As well as its efforts to give back to the community, BankVic tries to keep its members in mind when providing its various services. The bank has recently opened new branches and relocated several to better serve a greater proportion of the public, which, Stephen says, is intended “to bring brand recognition in a very saturated market, but also to give us a place in the community”. Many customers still rely on a bank’s visibility, so maintaining a physical presence keeps BankVic competitive.
The bank’s support of the community has not gone unrewarded. Such is the public’s faith in BankVic that Stephen has been trusted with important community roles. “So now I’m on the Victoria Police Legacy Board,” he says. “For me, that was an example of being that trusted partner in the community, to the extent where I was the first non-police member elected to the board in the history of Victoria Police Legacy.”
But the banking industry must do more than just support its various communities to ensure its survival. With the proliferation of mobile banking and real-time payments, the industry is unlikely to remain unaffected by the march of technological progress. According to Morgan Stanley, Australia’s big banks are falling behind their foreign equivalents in this regard.
Pursuing innovation
BankVic, however, is pursuing innovation – a wise decision, given that 62% of its members’ transactions are now made digitally. For example, the bank adopted Osko, an instant payment service, well before its major competitors. BankVic also pays attention to feedback, conducts surveys and tests new products with its community online, a clear example of the importance of online communication with the customers.
Stephen’s extensive background in technology-focused positions explains this strategy. “I was fortunate enough to be able to learn this technology, which I did over a year and a half at ANZ as the head of technology. So I brought in that breadth of understanding of what drives value within an organisation.”
The next few years will see a major revamp of the digital and technology side of BankVic. Currently, it uses one of the few providers of core banking platforms. Unfortunately, this software does not provide the capabilities nor the integration via APIs (the building blocks that allow applications to talk to each other) that BankVic needs.

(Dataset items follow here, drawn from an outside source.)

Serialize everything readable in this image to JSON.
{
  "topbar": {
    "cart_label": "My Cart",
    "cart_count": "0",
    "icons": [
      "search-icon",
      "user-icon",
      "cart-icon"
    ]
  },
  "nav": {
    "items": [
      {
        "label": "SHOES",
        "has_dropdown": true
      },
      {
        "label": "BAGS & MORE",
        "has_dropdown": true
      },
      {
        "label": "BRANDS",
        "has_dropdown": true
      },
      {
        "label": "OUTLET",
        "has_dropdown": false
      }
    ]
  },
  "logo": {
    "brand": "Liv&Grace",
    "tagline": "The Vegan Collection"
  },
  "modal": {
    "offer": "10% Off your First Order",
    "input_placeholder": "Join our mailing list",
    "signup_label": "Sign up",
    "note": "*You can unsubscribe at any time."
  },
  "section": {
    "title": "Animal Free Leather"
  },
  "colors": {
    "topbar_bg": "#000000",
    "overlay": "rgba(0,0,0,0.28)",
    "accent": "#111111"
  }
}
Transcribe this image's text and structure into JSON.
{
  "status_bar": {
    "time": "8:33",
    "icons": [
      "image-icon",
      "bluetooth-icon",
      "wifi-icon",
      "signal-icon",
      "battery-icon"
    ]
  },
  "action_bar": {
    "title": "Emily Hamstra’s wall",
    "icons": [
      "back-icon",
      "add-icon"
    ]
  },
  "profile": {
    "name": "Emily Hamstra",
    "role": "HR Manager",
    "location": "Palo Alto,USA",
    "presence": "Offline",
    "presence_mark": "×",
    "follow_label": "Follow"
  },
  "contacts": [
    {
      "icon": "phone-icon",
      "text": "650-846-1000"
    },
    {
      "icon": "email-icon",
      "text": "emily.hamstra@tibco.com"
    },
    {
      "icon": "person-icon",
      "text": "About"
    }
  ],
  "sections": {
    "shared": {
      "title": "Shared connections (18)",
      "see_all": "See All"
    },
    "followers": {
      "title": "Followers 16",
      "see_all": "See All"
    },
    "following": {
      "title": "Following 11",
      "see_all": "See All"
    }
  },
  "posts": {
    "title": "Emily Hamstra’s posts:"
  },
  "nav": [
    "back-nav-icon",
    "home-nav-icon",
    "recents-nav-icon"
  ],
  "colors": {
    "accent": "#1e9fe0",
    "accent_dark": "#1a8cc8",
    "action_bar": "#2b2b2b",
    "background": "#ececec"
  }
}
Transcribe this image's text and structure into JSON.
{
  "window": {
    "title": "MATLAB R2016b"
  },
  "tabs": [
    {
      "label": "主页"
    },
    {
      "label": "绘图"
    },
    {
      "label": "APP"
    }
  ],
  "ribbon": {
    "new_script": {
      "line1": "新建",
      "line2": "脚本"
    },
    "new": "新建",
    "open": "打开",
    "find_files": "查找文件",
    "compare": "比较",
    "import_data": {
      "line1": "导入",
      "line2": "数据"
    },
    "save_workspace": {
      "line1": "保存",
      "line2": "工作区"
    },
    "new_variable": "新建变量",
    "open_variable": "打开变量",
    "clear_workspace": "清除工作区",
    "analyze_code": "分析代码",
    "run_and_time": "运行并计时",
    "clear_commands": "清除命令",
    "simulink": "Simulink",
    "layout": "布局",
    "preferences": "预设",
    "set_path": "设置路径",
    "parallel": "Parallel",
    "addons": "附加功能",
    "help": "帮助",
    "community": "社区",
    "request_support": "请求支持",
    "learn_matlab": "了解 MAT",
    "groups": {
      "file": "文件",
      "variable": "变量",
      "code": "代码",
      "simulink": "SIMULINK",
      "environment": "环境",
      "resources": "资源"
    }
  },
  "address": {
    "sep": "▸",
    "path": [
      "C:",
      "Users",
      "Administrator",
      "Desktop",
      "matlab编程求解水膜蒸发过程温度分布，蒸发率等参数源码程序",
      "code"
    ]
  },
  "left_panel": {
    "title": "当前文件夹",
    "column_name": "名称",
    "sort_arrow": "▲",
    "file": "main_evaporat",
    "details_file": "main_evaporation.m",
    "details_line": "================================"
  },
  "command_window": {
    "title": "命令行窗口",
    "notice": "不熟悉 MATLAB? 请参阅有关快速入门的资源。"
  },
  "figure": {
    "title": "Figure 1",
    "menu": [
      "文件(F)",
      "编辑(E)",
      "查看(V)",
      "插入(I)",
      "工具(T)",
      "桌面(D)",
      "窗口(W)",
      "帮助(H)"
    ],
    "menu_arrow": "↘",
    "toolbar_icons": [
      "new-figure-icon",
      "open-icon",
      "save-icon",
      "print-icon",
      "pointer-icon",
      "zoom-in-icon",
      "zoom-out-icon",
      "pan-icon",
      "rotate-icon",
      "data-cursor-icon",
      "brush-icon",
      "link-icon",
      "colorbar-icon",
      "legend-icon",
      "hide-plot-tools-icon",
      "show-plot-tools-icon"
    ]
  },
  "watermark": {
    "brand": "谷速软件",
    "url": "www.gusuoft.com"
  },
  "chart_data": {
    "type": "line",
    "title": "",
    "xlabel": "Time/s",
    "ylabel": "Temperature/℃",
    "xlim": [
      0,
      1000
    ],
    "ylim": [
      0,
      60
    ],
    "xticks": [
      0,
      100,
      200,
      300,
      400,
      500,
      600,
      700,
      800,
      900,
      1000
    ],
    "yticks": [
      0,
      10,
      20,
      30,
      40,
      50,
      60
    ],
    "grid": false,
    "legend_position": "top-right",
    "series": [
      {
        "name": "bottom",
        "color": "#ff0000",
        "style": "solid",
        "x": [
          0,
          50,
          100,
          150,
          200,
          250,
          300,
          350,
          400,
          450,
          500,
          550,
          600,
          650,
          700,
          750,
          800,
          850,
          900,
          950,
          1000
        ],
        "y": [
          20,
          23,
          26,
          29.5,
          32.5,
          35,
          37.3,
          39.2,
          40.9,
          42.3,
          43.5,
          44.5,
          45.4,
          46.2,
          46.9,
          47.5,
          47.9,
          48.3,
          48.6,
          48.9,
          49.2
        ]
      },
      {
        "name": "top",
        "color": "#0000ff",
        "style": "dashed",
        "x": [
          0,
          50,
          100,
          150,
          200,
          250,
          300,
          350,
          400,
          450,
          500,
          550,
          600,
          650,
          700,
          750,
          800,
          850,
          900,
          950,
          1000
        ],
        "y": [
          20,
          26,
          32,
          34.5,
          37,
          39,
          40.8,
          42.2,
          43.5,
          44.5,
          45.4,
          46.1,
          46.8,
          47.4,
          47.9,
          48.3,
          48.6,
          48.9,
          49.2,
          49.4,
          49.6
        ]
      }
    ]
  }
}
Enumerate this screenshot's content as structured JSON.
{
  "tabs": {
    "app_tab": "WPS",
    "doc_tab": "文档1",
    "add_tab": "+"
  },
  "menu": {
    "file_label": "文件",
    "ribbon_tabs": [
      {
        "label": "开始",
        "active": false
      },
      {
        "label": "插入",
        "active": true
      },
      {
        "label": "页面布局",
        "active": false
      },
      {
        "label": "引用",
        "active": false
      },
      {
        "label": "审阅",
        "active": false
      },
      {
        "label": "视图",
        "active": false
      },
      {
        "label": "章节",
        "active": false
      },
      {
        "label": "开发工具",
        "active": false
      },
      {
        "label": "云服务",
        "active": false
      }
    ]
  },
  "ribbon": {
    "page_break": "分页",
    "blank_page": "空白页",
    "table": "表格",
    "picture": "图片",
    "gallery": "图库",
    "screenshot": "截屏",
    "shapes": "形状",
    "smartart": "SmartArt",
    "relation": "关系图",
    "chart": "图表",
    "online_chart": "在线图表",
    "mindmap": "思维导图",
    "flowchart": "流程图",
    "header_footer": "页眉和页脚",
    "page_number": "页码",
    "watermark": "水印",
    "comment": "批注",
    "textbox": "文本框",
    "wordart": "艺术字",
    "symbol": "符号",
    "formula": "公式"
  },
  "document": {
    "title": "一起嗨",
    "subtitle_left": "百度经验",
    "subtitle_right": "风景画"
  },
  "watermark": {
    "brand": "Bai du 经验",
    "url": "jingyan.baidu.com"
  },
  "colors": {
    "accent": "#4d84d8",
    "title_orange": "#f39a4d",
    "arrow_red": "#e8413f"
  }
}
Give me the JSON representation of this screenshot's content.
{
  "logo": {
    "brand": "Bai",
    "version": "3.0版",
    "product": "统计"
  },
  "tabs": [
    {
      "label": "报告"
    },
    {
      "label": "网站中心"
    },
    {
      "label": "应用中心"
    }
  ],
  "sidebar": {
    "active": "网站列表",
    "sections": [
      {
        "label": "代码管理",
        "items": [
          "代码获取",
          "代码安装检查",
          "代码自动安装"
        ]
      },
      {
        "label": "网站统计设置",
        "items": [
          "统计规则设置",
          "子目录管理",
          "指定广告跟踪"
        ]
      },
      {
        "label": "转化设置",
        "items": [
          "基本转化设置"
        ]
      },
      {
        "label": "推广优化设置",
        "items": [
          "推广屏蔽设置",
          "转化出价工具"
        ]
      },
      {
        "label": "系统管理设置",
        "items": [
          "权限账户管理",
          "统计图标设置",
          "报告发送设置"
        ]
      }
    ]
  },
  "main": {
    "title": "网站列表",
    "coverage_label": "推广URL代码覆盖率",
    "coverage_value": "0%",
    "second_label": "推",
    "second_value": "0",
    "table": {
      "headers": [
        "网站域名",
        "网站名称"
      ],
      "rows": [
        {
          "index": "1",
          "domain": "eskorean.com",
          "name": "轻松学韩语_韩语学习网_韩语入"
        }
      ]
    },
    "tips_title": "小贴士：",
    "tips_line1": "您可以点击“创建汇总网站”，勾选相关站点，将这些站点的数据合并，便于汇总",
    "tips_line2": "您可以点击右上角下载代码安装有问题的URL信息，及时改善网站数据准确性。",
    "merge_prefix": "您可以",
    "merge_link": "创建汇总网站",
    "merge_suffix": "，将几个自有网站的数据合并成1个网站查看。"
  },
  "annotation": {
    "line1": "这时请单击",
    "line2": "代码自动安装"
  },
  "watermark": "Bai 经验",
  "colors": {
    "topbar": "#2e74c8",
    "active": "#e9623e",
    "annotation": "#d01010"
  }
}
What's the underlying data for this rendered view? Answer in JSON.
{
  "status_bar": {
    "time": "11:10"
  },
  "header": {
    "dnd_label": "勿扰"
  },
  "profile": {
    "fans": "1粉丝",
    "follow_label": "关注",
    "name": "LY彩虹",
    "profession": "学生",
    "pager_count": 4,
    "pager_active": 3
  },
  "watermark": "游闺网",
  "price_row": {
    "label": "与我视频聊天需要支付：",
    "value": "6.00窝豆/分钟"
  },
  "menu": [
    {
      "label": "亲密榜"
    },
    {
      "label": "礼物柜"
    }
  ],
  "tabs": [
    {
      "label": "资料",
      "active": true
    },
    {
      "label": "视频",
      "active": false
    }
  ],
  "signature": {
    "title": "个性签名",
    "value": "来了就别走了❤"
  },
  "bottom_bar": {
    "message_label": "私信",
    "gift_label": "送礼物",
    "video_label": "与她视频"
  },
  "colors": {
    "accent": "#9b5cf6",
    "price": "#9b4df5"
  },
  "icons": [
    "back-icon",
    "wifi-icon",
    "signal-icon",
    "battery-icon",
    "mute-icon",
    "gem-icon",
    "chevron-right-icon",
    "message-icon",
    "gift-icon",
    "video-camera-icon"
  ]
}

This lack of capability and integration is hampering the efforts of banks to move technology towards the future and is essential to address. For this reason, BankVic has partnered with Capgemini to overhaul its technology architecture and is centering its focus on its CRM platform. The end goal is to provide a more efficient technology platform for front-end staff, sales staff, back office staff and, most importantly, the customer.
“Technology is now the last change I’m addressing,” Stephen says. “I’ve done it strategically and deliberately in that fashion, because technology change would bring the biggest risk to the organisation. Tackling the technology deficiencies in the bank will enable us to not only retain relevance, but also become more relevant in what is a very competitive landscape.”
“Technology change would bring the biggest risk to the organisation.”
Essentially, Stephen is using a two-pronged method to futureproof BankVic, by focusing on technological innovation and customer and community support. And make no mistake, this futureproofing is essential. “Change is inevitable in banking,” Stephen says, “and change is coming at us at a pace that you cannot shy away from. But it’s essential you take your people on the journey, because without them you will fail.”
After three years as CEO of BankVic, Stephen has moved on to lead Hume Bank as CEO.